The Government of Spain demands the opening of Hormuz and the preservation of all the energy sites of the Middle East.
We stand at a global tipping point. Further escalation could trigger a long-term energy crisis for all humanity.
The world should not pay the consequences of…
— Pedro Sánchez (@sanchezcastejon) March 22, 2026
Ce n’est pas seulement un problème de rentabilité. C’est un problème de solvabilité. Les mineurs pris à la gorge n’ont qu’une option : vendre leurs réserves de BTC sur un marché volatil pour payer leurs factures d’électricité.
Cette pression à la vente frappe le carnet d’ordres exactement au mauvais moment.
Cette sélection naturelle divise le secteur en deux.

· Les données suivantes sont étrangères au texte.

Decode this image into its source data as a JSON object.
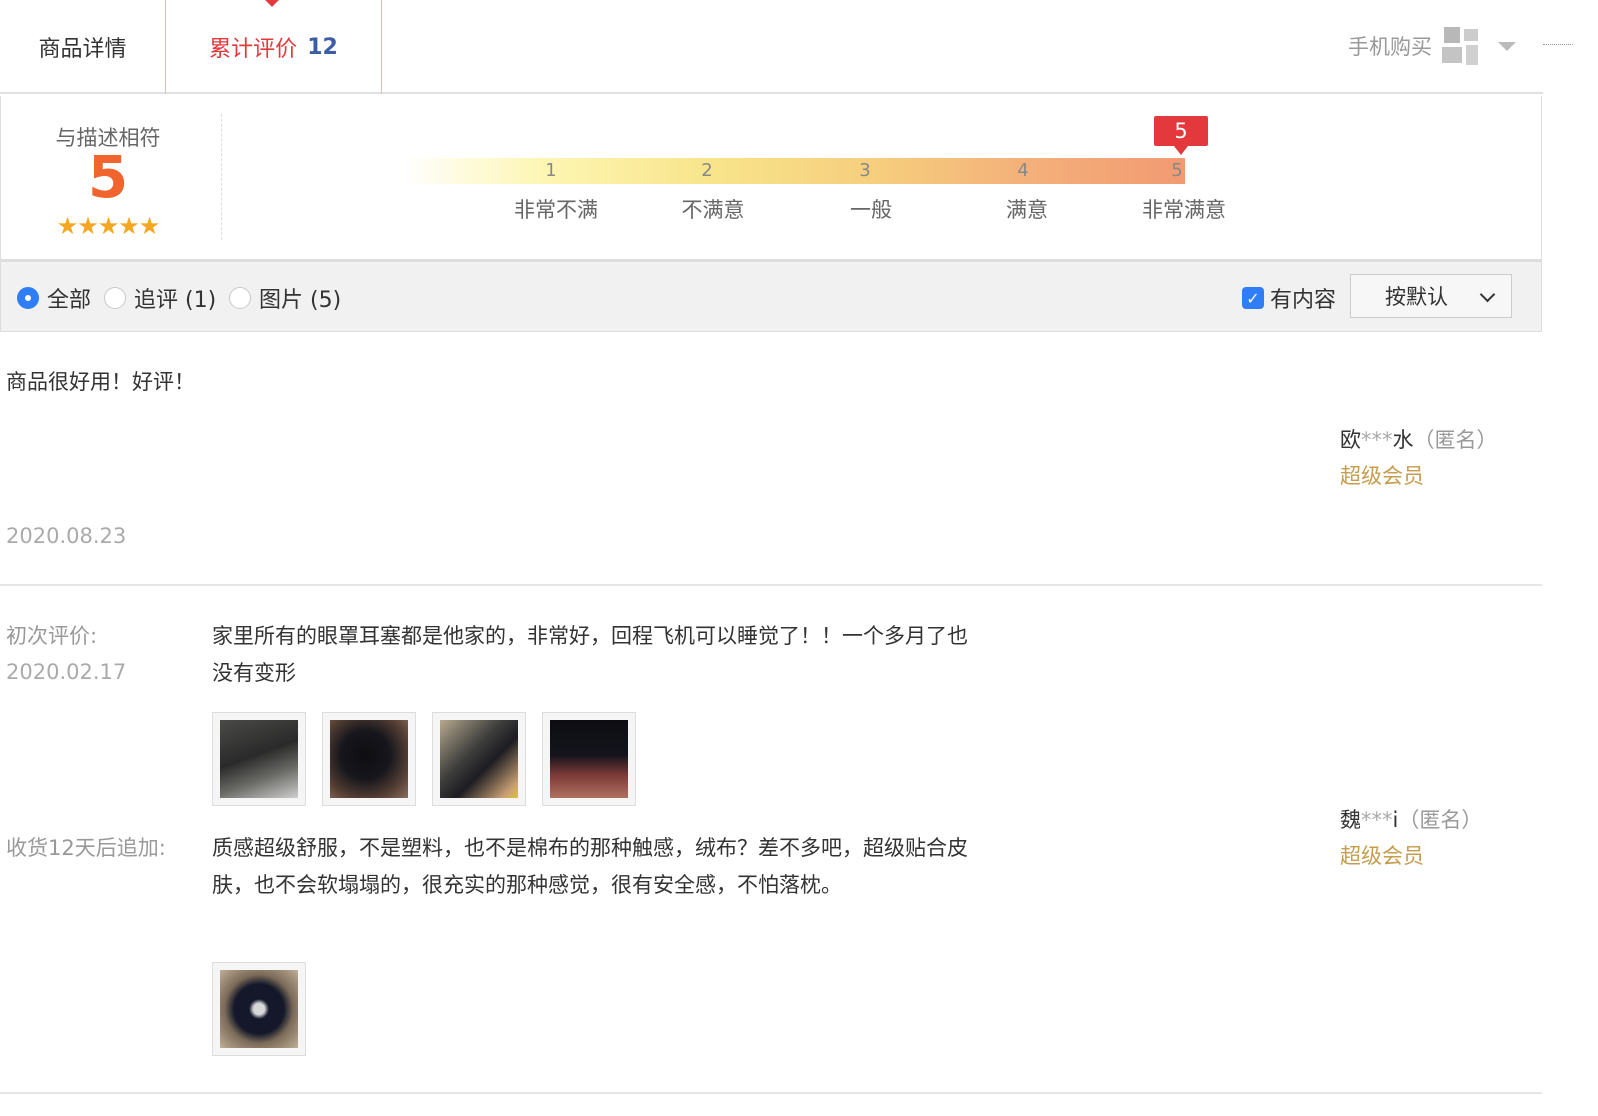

Les mineurs dépendants du réseau dans les marchés dérégulés comme les États-Unis et les régions importatrices d’énergie en Europe font face à la pression la plus immédiate.
Les réductions de charge pendant les heures de pointe ou les arrêts complets deviennent le seul moyen d’éviter de fonctionner à perte brute.
Les mineurs ayant accès à de l’énergie excédentaire ou à des réseaux dominés par l’hydroélectricité en Islande, au Québec ou en Scandinavie conservent un avantage structurel.
Les analystes prévoient qu’un Brent maintenu au-dessus de 120 USD forcera 10 à 15 % du hash rate mondial à se déconnecter, ciblant spécifiquement les opérations dépendantes des énergies fossiles.
Si le brut se maintient au-dessus de 115 USD, la puissance de hachage migrera. Les opérateurs inefficaces seront éliminés.
Ce qui restera sera un réseau plus svelte et plus efficace en capital, mais y parvenir nécessite d’abord une phase de capitulation douloureuse.
Sécurité énergétique souveraine : le nouveau rempart concurrentiel
L’efficacité du matériel était autrefois l’avantage principal. La crise d’Ormuz vient de changer la donne.
La sécurité énergétique souveraine est le nouvel avantage concurrentiel. Les prix du réseau commercial se sont révélés être un passif, et le capital institutionnel se tourne vers les opérations qui possèdent leur propre source d’énergie ou opèrent sous protection souveraine.
Bhoutan. Salvador. Des installations verticalement intégrées fonctionnant au gaz de torche, physiquement déconnectées des marchés d’exportation mondiaux.
L’accès à l’énergie n’est plus seulement une variable de coût. C’est un risque de contrepartie. Les mineurs dépendants du réseau sont à un choc géopolitique près de voir leurs coûts d’exploitation (OPEX) doubler du jour au lendemain.
Les opérations fonctionnant au gaz de torche ou à l’hydroélectricité isolée échappent totalement à ce risque. Leurs coûts de production restent stables tandis que leurs concurrents sont expulsés du réseau par les prix.
La boucle de rétroaction sur le prix est directe. Les mineurs confrontés à des appels de marge à cause de l’explosion des factures d’énergie n’ont qu’un seul choix : liquider leurs réserves de BTC.
Cette pression vendeuse frappe un marché déjà ébranlé par le risque géopolitique. Les données de Santiment montrent que les soldes des mineurs diminuent systématiquement lors des pics énergétiques. Les entrées dans les ETF offrent un tampon, mais elles n’absorbent pas tout.
No one is talking about Bitcoin's hash rate collapsing -40% from ATH. The biggest miner capitulation since 2021. Yikes. Energy value falling in turn. Very certainly means some big miners are pivoting out of crypto. pic.twitter.com/JKFQmQeHYl
— Charles Edwards (@caprioleio) January 29, 2026
La lueur d’espoir est structurelle. Les épisodes de capitulation des mineurs marquent historiquement des points bas de prix.
À mesure que les opérateurs non rentables débranchent leurs machines, la difficulté du réseau s’ajuste à la baisse, élargissant les marges de ceux qui survivent.
Le réseau continue de produire des blocs quel que soit le chaos macroéconomique extérieur. Les données on-chain suggèrent qu’un ajustement de difficulté approche, ce qui pourrait offrir un répit temporaire aux mineurs survivants.
Mais ce soulagement viendra plus tard. Pour l’instant, la pression à la vente est réelle et elle limite le potentiel de hausse près des 70 000 USD.
Tant que les marchés de l’énergie ne signalent pas une désescalade, le surplomb induit par les mineurs persiste. Le récit de l’or numérique est mis à l’épreuve face à un problème très physique.